0

I have a text file with 20 million names, each name in a line. Now I want to for example find the name "peter" in that list.

  1. My first approach was with PyMongo and creating an index, which worked well. However, I wanted the fastest possible search.

  2. Since the list is static and never changes, I thought it is possible to load the list in a variable and iterate it. However compared to MongoDB it is very slow. Around one search = 1s.

     def initList(self):
       global list
       data = []
       with open('list.txt','r') as f:
         for x in f:
             x = x.strip()
             data.append(x)
    
       list = [i for i, _ in enumerate(data)]
       print("All names loaded.")
    

Then the code for the search:

  global list

  if name in list or surname in list:
    print(x)

Now my question is, am I missing something, or why is the list approach so slow? What would be the ultimate fastest solution?
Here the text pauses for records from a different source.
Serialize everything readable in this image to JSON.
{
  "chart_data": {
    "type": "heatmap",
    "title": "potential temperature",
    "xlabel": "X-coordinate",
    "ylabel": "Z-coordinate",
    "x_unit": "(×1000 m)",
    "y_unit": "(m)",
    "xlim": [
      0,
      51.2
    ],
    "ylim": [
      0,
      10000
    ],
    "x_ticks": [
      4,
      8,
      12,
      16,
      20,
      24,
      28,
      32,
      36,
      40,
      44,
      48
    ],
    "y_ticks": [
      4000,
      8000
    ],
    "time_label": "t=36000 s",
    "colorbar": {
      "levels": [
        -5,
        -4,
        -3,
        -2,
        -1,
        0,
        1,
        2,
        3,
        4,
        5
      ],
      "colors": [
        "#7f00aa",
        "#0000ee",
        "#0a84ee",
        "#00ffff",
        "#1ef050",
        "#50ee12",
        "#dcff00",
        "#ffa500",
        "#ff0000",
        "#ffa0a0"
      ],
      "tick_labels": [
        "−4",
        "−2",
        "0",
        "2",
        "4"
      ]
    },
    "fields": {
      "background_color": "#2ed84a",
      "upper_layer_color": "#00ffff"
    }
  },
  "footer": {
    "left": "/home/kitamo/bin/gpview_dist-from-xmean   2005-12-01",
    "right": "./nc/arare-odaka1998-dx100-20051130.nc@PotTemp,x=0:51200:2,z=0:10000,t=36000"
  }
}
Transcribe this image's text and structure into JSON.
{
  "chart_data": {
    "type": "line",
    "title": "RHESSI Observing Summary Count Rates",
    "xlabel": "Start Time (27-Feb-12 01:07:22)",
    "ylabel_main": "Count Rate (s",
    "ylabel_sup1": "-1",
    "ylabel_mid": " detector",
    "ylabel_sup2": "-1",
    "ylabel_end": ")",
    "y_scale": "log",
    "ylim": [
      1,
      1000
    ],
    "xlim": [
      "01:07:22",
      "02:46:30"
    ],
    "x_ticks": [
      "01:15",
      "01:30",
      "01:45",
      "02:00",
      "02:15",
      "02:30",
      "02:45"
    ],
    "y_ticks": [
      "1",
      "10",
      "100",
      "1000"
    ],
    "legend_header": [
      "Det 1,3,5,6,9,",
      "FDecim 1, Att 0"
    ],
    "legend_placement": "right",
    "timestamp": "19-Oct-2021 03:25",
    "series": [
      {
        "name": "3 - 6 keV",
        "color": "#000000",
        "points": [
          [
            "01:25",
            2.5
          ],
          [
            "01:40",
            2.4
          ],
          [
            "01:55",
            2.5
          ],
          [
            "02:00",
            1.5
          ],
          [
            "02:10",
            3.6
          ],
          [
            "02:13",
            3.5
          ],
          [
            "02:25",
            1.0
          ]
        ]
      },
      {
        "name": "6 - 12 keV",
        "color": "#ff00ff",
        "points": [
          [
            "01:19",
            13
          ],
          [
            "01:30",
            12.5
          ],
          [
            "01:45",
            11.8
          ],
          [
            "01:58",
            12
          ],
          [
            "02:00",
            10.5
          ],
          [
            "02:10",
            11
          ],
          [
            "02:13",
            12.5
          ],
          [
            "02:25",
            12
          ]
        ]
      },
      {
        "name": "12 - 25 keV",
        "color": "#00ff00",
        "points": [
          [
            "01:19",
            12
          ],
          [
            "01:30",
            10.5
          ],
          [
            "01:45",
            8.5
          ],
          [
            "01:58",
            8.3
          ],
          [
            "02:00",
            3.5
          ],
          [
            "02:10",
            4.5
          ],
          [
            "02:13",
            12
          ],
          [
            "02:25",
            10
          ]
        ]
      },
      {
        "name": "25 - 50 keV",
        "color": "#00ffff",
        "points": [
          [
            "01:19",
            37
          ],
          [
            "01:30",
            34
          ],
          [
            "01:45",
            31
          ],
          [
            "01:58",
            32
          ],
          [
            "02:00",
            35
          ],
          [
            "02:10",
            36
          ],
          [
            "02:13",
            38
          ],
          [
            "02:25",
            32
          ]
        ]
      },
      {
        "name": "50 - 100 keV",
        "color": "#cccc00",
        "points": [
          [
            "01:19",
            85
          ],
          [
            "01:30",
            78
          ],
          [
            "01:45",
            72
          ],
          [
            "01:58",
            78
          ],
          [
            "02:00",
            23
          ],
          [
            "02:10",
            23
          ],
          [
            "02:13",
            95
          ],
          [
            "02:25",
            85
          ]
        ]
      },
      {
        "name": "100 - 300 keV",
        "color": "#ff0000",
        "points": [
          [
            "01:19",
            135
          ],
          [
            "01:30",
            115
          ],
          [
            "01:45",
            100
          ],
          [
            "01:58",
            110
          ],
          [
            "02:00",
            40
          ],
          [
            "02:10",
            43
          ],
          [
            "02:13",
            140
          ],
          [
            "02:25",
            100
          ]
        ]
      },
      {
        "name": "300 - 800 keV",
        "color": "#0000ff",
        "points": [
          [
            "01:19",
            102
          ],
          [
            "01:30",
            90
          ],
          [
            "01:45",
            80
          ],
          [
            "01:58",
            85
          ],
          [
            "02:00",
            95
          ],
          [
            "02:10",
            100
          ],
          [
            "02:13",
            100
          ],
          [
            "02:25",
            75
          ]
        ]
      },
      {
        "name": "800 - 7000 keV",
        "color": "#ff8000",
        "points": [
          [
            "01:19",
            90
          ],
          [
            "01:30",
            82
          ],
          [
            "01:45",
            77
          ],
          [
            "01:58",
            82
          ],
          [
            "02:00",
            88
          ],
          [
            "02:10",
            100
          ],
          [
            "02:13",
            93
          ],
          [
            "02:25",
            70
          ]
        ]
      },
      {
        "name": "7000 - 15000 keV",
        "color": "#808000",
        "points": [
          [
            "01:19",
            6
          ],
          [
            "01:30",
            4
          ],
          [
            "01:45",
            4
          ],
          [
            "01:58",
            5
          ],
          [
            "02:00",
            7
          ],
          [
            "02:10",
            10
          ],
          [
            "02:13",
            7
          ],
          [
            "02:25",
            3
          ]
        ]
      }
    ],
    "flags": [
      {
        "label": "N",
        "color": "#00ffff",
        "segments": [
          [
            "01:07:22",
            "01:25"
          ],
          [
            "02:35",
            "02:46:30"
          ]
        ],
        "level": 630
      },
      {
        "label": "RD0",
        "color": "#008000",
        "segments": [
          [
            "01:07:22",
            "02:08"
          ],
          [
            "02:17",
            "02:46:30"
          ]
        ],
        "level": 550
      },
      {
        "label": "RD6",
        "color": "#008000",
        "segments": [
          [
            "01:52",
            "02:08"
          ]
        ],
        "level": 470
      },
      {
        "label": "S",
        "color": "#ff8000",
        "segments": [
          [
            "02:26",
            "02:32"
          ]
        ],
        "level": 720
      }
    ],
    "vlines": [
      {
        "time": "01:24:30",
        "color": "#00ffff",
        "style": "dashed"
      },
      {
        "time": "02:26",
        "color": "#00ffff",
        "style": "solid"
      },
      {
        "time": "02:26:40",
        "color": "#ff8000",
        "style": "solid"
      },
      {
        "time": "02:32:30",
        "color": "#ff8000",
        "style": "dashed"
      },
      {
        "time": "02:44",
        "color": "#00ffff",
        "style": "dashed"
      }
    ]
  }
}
My next step will be multiprocessing.

Mark Rotteveel
  • 100,966
  • 191
  • 140
  • 197
  • 1
    An indexed binary search over 20M items usually takes about 25 steps, an unindexed search 10M steps on average. – Klaus D. Mar 07 '21 at 13:29
  • list membership testing is a linear search because a list can contain anything in any order, so finding the last element of the list, for example, will take forever in a long list, you need to either order the list first and then use a binary search or change it to a dict or set that by the way they are implemented offer a very fast membership testing – Copperfield Mar 07 '21 at 14:21
  • Which part of your code have your timed ? I suppose it is the part "if name in list or surname in list:" which is slow? Usually the "in list" part of the code is slow, especially with the big lists. – Malo Mar 07 '21 at 14:39
  • Where is the MongoDB data and the query? – prasad_ Mar 08 '21 at 04:57

2 Answers2

0

Your approach requires checking names one by one. This gives O(n) number of comparisons. Databases use indices so they have all names alphabetically ordered. This gives the ability to make the search much faster - O(log(n)) because they divide the list into two pieces and after comparing provided name with the middle element instantly know what half of the elements definitely do not contain it. Then they repeat this with the remaining half. This reduces the number of comparisons dramatically. Python offers dict data structure. It uses a different approach, but also very effective. You can find some details here on StackOverflow

Multiprocessing will not give a big advantage compared with database search that uses the index.

user3431635
  • 372
  • 1
  • 7
0

Isn't this line of code for indexing? list = [i for i, _ in enumerate(data)]

I thought that a solution without database should be faster, because the variable is in the ram?